Liu Anpai

Personal information
- Traditional Chinese: 劉安排
- Simplified Chinese: 刘安排

Standard Mandarin
- Hanyu Pinyin: Liú Ānpái
- Wade–Giles: Liu An-p'ai

Yue: Cantonese
- Jyutping: Lau4 On1 Paai4
- Nationality: Chinese
- Born: 12 February 1966 (age 59) Wafangdian, Dalian, China

Sport
- Sport: Judo

= Liu Anpai =

Chinese judoka

Liu Anpai (刘安排 (劉安排); born 12 February 1966) is a Chinese judoka. He competed in the men's half-heavyweight event at the 1988 Summer Olympics. Over the course of his sports career, Liu won 11 judo national championships.

==Biography==
Liu was born in Wafangdian, Dalian, in 1966. He studied at Wafangdian Longwangmiao Primary School (瓦房店龙王庙小学) and Wafangdian No. 11 Middle School (瓦房店第11中学). Liu was passionate about playing basketball and volleyball during his middle school years. The basketball program at Fuxian Amateur Sports School (复县业余体校) chose him. After enrolling at the school in 1982, he switched to judo and began training under his first judo coach, Chen Shengfu (陈生福). Liu competed in the Liaoning Provincial Judo Championships (辽宁省柔道锦标赛) in 1983, where he placed first in the 86 kg division. He was chosen for the Liaoning Provincial Judo Team (辽宁柔道队) that year.
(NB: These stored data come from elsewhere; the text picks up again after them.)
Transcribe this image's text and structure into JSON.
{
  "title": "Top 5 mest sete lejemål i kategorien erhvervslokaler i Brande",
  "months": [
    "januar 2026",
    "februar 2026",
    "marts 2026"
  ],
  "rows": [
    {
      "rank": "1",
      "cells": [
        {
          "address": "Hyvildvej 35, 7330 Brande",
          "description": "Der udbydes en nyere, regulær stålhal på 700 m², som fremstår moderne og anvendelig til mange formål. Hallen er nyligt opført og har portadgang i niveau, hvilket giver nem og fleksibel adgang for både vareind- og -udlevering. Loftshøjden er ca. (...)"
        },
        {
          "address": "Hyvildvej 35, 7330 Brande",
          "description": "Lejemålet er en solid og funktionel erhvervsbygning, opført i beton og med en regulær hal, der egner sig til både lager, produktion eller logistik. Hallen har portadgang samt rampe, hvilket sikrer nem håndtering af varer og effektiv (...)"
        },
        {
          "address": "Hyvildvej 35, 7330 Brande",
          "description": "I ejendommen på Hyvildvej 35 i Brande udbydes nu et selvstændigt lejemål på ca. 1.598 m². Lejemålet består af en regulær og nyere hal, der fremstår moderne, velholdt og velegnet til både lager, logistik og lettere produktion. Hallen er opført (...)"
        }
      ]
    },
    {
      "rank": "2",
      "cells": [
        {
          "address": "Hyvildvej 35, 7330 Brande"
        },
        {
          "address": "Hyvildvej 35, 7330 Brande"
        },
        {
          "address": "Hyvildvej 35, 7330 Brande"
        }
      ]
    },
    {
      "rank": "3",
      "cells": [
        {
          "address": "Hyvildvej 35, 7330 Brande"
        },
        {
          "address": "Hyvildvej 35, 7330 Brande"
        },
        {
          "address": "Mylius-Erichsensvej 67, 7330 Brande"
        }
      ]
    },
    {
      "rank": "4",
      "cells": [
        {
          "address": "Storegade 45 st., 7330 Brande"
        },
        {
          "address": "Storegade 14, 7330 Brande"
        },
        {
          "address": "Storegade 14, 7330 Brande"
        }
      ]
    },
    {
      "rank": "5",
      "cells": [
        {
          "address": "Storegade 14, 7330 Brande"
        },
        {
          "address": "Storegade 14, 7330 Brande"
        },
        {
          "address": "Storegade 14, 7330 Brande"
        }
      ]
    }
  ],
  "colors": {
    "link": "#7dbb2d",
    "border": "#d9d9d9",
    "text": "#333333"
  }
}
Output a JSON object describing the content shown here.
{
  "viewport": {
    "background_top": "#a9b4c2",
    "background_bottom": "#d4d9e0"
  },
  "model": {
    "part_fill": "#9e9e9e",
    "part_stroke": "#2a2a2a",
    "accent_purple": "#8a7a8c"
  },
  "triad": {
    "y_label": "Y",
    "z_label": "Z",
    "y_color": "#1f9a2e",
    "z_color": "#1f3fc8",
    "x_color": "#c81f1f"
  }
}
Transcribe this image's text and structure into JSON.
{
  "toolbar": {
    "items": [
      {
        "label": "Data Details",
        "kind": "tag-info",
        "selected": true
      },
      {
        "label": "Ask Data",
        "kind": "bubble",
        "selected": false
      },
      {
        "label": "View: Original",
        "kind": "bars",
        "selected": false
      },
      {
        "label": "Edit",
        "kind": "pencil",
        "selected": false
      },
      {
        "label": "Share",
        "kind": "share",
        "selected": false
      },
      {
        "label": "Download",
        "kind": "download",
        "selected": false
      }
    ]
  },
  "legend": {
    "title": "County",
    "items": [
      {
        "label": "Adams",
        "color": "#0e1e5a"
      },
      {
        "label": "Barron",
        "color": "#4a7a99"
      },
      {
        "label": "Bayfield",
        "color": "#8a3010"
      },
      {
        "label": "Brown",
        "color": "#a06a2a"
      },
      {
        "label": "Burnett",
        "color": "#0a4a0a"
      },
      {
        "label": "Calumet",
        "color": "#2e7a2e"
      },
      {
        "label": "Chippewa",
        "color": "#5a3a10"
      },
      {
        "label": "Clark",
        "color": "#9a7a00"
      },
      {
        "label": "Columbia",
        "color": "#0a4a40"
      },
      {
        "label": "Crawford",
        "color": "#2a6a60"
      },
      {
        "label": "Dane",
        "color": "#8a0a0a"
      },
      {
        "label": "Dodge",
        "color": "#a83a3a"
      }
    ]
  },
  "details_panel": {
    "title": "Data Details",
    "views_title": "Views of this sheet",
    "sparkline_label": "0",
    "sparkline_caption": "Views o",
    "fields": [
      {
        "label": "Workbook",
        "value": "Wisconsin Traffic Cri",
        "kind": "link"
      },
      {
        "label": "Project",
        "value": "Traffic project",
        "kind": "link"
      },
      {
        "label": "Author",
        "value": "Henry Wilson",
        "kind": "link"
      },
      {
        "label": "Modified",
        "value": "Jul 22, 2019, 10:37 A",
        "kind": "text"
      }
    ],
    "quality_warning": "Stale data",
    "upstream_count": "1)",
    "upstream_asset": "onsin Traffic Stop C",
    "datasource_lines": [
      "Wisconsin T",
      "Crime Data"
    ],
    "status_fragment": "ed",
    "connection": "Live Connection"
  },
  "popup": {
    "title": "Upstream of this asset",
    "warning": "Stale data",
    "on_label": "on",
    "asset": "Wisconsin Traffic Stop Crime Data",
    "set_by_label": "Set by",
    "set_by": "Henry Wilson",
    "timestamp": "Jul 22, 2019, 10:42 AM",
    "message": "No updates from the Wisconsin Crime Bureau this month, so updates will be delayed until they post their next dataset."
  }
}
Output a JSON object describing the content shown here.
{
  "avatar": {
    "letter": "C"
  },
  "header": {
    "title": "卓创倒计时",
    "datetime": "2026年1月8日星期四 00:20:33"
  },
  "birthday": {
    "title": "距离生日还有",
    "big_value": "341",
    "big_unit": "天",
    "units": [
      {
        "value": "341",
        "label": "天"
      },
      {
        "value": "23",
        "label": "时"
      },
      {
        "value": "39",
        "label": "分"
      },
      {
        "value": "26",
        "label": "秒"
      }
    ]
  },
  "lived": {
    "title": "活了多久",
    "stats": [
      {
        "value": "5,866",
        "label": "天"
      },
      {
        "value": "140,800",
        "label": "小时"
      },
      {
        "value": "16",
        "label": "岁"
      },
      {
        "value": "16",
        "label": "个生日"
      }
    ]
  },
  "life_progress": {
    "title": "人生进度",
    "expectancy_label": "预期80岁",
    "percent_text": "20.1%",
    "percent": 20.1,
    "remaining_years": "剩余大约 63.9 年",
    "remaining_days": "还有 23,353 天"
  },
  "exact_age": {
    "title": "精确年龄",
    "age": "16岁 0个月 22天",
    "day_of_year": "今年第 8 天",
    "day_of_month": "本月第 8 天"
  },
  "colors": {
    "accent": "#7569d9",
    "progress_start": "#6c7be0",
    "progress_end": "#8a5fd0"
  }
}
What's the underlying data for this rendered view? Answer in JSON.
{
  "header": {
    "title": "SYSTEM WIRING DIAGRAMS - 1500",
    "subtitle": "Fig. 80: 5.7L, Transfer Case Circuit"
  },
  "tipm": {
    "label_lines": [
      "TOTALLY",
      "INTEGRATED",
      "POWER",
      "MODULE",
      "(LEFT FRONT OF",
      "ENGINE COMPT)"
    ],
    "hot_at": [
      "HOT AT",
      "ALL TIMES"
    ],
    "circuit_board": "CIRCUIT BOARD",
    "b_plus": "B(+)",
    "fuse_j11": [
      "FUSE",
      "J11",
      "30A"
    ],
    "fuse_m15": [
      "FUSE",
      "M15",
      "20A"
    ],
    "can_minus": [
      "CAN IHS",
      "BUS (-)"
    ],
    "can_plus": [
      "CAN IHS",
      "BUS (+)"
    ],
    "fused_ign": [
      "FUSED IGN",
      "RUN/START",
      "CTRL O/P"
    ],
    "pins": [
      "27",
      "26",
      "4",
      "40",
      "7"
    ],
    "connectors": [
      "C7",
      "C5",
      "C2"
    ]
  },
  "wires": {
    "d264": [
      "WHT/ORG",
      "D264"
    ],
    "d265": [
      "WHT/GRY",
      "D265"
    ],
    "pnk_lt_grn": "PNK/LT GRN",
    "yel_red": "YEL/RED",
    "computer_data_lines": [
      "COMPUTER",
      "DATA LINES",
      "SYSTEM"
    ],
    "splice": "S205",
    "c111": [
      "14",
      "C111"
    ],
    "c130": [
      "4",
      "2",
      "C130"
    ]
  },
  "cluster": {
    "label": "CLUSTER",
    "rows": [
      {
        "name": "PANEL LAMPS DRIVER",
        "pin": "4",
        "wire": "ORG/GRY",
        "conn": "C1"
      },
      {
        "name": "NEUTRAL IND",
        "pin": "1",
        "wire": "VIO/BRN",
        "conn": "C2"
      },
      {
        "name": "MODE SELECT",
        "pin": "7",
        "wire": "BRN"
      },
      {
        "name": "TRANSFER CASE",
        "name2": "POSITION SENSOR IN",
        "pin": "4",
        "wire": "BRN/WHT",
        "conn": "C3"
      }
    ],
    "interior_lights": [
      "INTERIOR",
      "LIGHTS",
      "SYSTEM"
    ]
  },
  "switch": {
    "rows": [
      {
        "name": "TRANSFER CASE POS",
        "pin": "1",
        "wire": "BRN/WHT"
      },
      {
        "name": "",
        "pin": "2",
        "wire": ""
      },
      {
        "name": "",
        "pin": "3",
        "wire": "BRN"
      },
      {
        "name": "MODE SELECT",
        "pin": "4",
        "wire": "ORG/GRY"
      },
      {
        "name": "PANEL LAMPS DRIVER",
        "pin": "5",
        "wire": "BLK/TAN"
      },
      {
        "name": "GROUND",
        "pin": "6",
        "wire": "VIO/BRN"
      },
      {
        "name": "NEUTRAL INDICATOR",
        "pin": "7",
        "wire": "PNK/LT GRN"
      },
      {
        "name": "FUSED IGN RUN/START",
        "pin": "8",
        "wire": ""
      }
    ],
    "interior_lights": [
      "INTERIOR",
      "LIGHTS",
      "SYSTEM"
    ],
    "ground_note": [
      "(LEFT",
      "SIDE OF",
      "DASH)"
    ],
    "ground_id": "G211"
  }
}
In 1984 and 1985, Liu competed at the National Youth Judo Championships (全国青年柔道锦标赛), where he placed first in both the 95 kg and openweight divisions. At the inaugural National Youth Games (全国青运会柔道比赛) held in 1985, he received first place in the openweight class. He won first place in the 95 kg weight class at both the National Judo Championships (全国柔道冠军赛) in 1986 and the National Games (全运会柔道比赛) in 1987. Liu received the title "Liaoning Provincial New Long March Commando" (获辽宁省新长征突击手) in 1987. He placed 18th in the men's half-heavyweight event at the 1988 Summer Olympics and was one of five male judo athletes representing China.

Over the course of his sports career, Liu won 11 judo national championships. He lived in the Rixin subdistrict of Xigan in Dalian in 2008.